Tone in Kenyang Noun Phrases

My M.A. Thesis analyzes Kenyang tone within the framework of autosegmental phonology.
Kenyang
linguistics
Published

June 2, 1985

Citation

James J. Tyhurst. 1985. “Tone in Kenyang Noun Phrases”. M.A. thesis at the University of California, Los Angeles.

References

PDF document: JimTyhurst-1985-Tone-in-Kenyang-noun-phrases-MA-Thesis.pdf

Indexed in: OLAC Language Resource Catalog
at: http://www.language-archives.org/item/oai:sil.org:9539

Abstract

Kenyang nouns and noun phrases provide a restricted paradigm in which we can observe tome patterns and the interaction of various tonal processes. An autosegmental description of tone is presented in which noun roots carry tone melodies of three tone segments. The association of tones to tone-bearing units occurs by general convention. This accounts for the difference in distribution of surface tone patterns on two and three syllable nouns.

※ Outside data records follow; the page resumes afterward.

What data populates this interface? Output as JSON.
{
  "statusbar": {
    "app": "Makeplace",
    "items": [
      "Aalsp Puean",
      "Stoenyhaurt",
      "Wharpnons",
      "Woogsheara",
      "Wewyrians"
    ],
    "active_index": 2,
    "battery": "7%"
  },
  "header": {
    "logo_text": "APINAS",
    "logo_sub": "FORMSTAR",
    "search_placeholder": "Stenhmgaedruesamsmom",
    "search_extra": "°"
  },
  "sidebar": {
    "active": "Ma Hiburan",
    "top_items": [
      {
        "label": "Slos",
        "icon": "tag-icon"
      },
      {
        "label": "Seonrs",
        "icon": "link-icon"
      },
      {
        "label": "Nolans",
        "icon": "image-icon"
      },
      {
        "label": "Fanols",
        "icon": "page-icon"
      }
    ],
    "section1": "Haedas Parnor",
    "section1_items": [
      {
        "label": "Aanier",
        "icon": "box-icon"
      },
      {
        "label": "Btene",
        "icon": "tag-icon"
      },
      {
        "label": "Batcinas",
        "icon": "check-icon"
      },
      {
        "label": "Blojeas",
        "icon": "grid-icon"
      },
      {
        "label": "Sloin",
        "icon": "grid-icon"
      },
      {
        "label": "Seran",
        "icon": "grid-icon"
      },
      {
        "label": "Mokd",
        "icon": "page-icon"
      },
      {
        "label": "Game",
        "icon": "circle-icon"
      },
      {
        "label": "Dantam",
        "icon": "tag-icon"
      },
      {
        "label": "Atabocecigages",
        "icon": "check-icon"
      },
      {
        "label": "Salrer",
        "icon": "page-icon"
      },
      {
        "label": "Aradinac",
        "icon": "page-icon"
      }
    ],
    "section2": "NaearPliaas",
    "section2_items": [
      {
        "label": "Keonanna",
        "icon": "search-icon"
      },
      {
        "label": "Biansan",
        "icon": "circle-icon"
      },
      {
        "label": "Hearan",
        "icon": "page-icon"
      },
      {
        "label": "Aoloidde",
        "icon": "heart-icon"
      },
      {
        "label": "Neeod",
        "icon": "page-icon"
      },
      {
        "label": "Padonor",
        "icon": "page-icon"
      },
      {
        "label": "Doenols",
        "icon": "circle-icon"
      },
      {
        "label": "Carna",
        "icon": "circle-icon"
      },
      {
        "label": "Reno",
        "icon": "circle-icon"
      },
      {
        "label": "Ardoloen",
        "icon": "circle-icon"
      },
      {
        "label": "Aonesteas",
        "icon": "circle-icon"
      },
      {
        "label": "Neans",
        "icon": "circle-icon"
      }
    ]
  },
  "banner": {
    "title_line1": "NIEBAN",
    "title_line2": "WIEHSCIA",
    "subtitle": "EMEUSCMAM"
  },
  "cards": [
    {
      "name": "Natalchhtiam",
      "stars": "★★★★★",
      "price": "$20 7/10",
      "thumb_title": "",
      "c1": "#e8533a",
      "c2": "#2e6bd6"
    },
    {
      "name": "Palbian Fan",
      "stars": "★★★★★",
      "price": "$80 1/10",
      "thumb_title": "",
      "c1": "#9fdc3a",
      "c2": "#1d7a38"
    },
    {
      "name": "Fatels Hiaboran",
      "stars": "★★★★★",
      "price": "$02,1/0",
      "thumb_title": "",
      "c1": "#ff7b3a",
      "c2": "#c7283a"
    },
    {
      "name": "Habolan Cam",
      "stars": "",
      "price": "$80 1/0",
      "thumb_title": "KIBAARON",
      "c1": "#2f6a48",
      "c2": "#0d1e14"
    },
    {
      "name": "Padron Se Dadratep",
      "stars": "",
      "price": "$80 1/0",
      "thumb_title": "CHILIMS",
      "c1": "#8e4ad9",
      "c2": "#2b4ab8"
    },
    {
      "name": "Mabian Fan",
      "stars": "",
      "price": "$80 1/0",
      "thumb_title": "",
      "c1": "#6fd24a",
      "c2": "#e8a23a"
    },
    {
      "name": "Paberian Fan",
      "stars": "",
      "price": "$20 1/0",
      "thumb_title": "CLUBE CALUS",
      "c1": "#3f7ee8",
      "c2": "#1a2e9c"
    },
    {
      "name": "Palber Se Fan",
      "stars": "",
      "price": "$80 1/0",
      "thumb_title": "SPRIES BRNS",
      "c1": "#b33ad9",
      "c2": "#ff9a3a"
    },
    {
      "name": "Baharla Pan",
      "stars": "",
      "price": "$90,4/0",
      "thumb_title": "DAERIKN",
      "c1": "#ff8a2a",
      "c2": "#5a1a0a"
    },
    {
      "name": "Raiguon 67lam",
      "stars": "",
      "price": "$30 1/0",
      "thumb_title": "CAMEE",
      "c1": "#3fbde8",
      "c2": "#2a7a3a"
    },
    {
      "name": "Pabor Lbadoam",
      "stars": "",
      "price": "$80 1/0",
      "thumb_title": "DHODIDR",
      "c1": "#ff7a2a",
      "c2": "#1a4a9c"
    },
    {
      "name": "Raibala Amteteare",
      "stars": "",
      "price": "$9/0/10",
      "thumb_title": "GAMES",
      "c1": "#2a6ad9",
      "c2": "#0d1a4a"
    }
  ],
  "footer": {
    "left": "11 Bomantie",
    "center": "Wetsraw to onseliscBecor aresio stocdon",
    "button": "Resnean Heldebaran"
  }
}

Associative noun phrases are marked by a relatively complicated set of vowel deletion alternations. However, the reassociation of tones is seen to follow from a commonly observed principle and a specification of the domain for tone associations.

A result of theoretical interest is that the Obligatory Contour Principle is nto a part of the phonology of Kenyang. Rejecting the Obligatory Contour Principle at both the lexical and phrasal levels leads to a much simpler description of tonal phenomena.